If pulling the data to be hashed through a crypto stream doesn't provide enough control for you, it's possible to create the hash by transforming one block of data at a time. This is actually what the crypto stream is doing beneath the covers. This process can be sort of counter-intuitive, since its not expected that most people will get hash values this way, and the interface needed was designed primarily for the crypto stram to use.

In order to hash data one block at a time, you need to use the hash algorithm's ICrytpoTransform interface. This interface provides two methods of note:

  • TransformBlock(byte[] inputBuffer, int inputOffset, int inputCount, byte[] outputBuffer, byte[] outputOffset)
  • TransformFinalBlock(byte[] inputBuffer, int intputOffset, int intputCount)

For all but the last block of your data, you call TransformBlock(). The last block gets passed to TransformFinalBlock(), however getting the parameters correct can be tricky. Obviously TransformFinalBlock() takes an array which contains the bytes to hash, the offset of the first byte to hash, and the number of bytes that should be hashed. However, TransformBlock()'s parameters are a little more subtle.

The first three parameters, are the same as for TransformFinalBlock(), but the output buffer is not actually an output buffer. Instead, you must pass the same buffer for outputBuffer as you did for inputBuffer, or the hashing algorithm will throw an exception (generally an IOExecption). The value copied to the output buffer will be a copy of the input buffer, so its usually a good idea to give the same starting offset as well.

The reason for this is that every bit read into a hashing algorithm changes every byte of the hash, preventing the output from being actually written to an output buffer as the hash is computed. However, the parameter is necessary, since TransformBlock is a member of the ICryptoTransform interface, and this interface is what the CryptoStream works with. Since standard symmetric or asymmetric encryption algorithms can compute their output value as they go, these algorithms actually do make use of the outputBuffer. CryptoStream internally will read a block from the input stream, pass it to the ICryptoTransform, and have the transform write a block back to the output stream.

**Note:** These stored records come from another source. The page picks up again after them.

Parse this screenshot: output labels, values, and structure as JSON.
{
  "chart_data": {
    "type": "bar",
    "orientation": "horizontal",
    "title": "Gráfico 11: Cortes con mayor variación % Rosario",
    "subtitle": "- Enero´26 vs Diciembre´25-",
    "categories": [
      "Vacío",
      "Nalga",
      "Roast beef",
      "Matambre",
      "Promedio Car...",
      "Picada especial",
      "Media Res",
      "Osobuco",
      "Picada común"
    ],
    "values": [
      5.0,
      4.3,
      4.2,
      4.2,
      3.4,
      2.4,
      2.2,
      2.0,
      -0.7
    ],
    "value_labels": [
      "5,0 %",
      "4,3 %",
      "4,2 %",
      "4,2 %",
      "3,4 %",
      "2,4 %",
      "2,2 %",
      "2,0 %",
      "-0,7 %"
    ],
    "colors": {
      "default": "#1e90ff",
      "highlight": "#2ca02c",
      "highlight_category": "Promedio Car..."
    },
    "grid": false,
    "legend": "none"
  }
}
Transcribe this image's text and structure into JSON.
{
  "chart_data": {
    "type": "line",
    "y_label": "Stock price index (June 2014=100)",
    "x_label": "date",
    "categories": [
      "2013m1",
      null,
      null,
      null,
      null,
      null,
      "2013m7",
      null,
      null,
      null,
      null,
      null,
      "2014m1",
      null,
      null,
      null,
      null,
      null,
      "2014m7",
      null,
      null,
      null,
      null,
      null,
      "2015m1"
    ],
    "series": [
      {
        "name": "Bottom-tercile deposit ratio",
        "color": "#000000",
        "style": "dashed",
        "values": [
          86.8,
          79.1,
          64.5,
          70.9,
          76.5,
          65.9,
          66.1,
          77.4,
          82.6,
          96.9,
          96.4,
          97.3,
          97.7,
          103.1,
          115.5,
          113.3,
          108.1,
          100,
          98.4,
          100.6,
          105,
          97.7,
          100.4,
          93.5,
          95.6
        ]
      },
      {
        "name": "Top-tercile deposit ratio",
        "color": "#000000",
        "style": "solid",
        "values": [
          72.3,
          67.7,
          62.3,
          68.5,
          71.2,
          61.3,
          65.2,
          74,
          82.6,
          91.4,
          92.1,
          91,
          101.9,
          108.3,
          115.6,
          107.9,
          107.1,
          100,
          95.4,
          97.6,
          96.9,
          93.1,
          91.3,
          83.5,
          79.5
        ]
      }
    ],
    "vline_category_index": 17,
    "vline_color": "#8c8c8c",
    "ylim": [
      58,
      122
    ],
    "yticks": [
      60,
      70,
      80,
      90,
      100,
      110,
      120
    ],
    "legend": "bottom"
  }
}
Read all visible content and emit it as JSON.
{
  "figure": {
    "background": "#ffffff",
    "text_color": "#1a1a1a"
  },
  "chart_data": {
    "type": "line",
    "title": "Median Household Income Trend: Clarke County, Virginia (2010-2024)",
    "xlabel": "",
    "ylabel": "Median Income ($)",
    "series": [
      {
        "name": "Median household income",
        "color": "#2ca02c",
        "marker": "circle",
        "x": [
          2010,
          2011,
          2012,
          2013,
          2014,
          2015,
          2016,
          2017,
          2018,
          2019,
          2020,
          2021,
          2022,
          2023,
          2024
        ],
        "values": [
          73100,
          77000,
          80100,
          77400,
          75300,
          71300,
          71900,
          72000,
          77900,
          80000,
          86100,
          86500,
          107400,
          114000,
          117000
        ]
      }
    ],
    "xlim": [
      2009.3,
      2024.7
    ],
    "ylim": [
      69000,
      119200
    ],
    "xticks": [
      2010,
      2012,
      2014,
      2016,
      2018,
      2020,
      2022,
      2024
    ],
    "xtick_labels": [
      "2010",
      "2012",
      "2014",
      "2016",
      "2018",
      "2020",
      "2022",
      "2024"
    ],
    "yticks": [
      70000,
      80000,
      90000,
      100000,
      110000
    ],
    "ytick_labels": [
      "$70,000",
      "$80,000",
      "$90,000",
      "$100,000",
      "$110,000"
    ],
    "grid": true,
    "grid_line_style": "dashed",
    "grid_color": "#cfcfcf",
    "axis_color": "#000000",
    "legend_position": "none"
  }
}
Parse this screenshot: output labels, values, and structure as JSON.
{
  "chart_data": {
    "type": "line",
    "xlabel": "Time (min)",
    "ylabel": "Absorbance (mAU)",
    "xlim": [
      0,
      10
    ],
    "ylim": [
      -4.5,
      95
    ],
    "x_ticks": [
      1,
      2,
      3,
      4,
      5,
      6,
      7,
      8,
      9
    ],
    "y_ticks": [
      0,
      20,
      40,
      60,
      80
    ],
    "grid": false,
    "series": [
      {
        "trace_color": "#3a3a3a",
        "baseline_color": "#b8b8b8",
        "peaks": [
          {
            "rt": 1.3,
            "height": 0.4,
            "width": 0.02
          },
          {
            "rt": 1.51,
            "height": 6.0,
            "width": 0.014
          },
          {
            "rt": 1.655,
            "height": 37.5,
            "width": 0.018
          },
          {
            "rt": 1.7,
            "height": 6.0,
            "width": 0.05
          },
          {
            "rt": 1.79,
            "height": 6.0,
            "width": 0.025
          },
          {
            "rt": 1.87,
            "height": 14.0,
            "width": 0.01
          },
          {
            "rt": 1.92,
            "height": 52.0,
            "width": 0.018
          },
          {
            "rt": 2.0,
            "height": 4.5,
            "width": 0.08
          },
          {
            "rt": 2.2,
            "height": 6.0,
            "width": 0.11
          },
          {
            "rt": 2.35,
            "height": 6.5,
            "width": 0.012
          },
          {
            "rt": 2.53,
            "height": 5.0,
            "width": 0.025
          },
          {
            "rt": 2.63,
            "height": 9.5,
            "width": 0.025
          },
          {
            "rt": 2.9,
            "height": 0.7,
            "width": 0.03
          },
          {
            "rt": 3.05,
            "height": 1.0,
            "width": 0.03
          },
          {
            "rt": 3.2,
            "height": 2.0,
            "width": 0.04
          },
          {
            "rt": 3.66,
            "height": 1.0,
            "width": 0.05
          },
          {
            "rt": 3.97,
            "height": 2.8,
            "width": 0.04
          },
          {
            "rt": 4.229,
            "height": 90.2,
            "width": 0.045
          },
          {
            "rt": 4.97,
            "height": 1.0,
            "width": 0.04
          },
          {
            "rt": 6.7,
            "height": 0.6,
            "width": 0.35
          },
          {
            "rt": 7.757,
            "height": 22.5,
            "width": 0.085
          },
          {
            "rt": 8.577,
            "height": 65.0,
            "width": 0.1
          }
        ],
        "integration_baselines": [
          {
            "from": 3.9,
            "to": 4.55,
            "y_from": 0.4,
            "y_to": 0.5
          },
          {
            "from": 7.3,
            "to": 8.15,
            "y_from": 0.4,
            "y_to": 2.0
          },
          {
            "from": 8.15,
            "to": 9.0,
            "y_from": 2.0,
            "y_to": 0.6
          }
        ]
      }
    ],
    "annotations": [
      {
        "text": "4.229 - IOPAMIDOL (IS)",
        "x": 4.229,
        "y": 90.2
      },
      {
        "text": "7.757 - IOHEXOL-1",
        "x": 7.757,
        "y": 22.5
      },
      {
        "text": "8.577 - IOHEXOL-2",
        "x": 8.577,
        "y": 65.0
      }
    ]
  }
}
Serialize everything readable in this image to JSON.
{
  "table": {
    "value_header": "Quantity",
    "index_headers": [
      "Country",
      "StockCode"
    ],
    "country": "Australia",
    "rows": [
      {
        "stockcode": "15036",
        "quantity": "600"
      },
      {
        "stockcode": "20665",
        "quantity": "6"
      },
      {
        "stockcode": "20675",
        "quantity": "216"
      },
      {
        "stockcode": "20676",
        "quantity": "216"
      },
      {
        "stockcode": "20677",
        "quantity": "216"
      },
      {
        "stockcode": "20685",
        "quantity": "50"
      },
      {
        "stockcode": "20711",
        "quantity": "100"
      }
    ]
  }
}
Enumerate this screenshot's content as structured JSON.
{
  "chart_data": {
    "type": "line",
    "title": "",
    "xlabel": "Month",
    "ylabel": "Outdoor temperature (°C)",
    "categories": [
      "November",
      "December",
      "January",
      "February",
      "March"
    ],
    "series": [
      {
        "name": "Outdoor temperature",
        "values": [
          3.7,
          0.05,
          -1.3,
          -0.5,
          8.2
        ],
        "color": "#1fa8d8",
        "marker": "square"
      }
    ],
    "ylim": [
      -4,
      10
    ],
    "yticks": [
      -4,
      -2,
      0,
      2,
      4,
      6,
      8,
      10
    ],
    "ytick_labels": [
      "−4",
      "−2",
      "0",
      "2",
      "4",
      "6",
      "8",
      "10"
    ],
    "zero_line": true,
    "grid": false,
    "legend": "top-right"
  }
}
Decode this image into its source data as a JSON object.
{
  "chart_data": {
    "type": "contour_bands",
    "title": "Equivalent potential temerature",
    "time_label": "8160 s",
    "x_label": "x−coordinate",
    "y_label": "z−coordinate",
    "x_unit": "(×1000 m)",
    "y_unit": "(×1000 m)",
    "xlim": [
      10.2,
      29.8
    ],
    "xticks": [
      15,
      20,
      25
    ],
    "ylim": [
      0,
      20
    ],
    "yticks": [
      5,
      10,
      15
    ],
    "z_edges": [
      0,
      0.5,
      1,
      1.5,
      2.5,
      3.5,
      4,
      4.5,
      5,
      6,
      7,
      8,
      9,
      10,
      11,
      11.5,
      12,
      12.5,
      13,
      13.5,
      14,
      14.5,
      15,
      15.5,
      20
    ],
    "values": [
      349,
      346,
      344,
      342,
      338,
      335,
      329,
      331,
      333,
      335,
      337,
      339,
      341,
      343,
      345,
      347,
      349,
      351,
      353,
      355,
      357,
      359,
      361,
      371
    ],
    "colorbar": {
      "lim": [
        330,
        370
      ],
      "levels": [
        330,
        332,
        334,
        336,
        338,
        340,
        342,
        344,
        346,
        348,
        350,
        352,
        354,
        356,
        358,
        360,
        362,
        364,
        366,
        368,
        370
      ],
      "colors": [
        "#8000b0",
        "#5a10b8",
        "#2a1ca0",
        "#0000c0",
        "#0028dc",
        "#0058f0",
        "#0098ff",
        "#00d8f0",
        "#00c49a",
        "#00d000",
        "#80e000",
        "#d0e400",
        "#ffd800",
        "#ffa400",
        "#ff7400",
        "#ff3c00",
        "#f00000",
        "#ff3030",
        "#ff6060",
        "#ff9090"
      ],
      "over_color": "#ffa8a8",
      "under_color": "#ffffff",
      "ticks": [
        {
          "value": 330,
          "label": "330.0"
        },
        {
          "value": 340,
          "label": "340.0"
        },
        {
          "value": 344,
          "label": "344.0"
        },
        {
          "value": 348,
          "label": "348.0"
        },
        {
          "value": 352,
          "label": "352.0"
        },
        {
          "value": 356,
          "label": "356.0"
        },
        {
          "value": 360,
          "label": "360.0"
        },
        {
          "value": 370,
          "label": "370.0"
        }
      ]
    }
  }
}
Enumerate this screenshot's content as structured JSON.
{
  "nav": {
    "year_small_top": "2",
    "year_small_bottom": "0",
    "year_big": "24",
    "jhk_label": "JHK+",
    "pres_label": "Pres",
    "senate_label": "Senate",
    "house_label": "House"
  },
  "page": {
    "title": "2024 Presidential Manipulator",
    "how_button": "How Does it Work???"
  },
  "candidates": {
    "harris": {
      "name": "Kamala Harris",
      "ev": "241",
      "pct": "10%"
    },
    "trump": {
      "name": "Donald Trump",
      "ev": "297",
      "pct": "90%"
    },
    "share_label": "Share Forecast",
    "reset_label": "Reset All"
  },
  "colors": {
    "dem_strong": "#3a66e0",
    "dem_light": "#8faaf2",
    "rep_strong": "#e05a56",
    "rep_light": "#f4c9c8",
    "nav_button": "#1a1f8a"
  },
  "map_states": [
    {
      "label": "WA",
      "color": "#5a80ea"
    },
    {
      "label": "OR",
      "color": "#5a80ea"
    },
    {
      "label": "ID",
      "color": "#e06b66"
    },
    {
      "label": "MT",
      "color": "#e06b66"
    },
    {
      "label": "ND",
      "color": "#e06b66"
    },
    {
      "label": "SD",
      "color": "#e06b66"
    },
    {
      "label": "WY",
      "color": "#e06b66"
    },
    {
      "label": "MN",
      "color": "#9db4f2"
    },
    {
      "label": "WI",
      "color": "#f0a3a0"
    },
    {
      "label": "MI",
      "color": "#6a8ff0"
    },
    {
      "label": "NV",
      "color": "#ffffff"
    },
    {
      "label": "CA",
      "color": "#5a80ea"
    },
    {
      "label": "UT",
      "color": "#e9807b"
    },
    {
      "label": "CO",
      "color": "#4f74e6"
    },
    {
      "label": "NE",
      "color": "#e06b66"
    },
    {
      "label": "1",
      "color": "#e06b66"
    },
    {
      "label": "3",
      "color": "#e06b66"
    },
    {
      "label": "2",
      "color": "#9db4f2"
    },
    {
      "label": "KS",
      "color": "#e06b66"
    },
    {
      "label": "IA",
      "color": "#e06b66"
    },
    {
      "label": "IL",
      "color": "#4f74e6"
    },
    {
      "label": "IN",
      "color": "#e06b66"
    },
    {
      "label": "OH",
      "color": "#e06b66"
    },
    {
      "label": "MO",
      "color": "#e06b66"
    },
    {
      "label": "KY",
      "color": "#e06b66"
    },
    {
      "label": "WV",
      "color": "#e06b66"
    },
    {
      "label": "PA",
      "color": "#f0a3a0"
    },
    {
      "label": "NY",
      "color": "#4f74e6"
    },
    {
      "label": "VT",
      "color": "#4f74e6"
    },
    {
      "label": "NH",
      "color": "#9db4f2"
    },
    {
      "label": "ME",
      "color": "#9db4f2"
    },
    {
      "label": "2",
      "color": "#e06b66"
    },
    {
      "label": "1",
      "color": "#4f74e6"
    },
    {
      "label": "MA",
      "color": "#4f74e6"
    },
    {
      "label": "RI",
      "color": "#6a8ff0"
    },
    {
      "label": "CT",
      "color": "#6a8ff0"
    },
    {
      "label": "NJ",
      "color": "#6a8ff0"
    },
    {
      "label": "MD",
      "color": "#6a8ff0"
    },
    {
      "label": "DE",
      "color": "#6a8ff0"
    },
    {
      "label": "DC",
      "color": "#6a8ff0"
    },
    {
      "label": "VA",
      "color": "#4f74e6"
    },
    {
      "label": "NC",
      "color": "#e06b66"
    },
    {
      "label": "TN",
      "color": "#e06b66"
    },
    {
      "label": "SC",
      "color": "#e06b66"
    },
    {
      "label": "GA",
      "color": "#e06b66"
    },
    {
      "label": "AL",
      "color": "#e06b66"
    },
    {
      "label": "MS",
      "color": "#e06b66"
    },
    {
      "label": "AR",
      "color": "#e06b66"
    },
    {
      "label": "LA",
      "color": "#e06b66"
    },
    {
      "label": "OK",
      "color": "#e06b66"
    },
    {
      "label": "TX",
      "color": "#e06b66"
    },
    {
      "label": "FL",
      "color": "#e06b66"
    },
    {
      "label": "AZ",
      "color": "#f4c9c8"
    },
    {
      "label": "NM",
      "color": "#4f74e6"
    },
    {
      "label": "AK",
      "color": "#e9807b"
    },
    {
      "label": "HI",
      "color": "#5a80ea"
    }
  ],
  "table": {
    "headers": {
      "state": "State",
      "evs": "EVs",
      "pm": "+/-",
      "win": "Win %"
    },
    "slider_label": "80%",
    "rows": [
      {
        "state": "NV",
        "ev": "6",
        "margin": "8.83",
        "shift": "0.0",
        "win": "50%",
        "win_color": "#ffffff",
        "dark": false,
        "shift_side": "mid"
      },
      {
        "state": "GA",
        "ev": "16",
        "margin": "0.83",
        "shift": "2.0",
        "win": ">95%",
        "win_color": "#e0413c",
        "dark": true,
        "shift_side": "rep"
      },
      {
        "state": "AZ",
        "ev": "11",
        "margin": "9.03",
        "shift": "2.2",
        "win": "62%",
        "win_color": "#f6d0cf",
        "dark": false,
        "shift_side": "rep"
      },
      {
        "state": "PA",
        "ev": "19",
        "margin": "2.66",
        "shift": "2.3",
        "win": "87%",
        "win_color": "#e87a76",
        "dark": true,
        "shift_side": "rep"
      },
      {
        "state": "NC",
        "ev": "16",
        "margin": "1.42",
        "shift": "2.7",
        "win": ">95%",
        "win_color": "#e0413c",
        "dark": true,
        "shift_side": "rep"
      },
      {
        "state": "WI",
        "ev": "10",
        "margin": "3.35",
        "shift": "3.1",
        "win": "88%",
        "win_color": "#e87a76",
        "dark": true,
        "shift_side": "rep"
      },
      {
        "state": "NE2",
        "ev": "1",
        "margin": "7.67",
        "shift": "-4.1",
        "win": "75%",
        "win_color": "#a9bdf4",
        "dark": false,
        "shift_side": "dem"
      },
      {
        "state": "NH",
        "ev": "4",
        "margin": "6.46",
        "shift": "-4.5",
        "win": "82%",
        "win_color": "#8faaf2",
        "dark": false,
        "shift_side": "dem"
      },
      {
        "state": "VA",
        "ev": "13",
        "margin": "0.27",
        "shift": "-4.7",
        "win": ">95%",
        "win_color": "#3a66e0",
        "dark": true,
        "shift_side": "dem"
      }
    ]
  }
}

You should also note that in my samples the blocks that I will transform are all of different lengths. This is just fine with the hashing algorithm, which unlike some encryption algorithms will work with blocks of any length. Enough talk about the parameters to these methods, lets look at some sample code:

// create the hash by manually transforming blocks
SHA256Managed shaManual = new SHA256Managed();
shaManual.TransformBlock(subBlock1, 0, subBlock1.Length, subBlock1, 0);
shaManual.TransformBlock(subBlock2, 0, subBlock2.Length, subBlock2, 0);
shaManual.TransformFinalBlock(subBlock3, 0, subBlock3.Length);
Console.WriteLine(Convert.ToBase64String(shaManual.Hash));

If you put all the sample code from this post together, you'll notice that all three methods of hashing will print out the same hash value: P0KAzj5A473O8iRKbg++AiZHN6elbfSfb+GmwuG2F14= (in base64). Hopefully the samples in this post will help to clear up confusion on computing hash values in more advanced scenarios.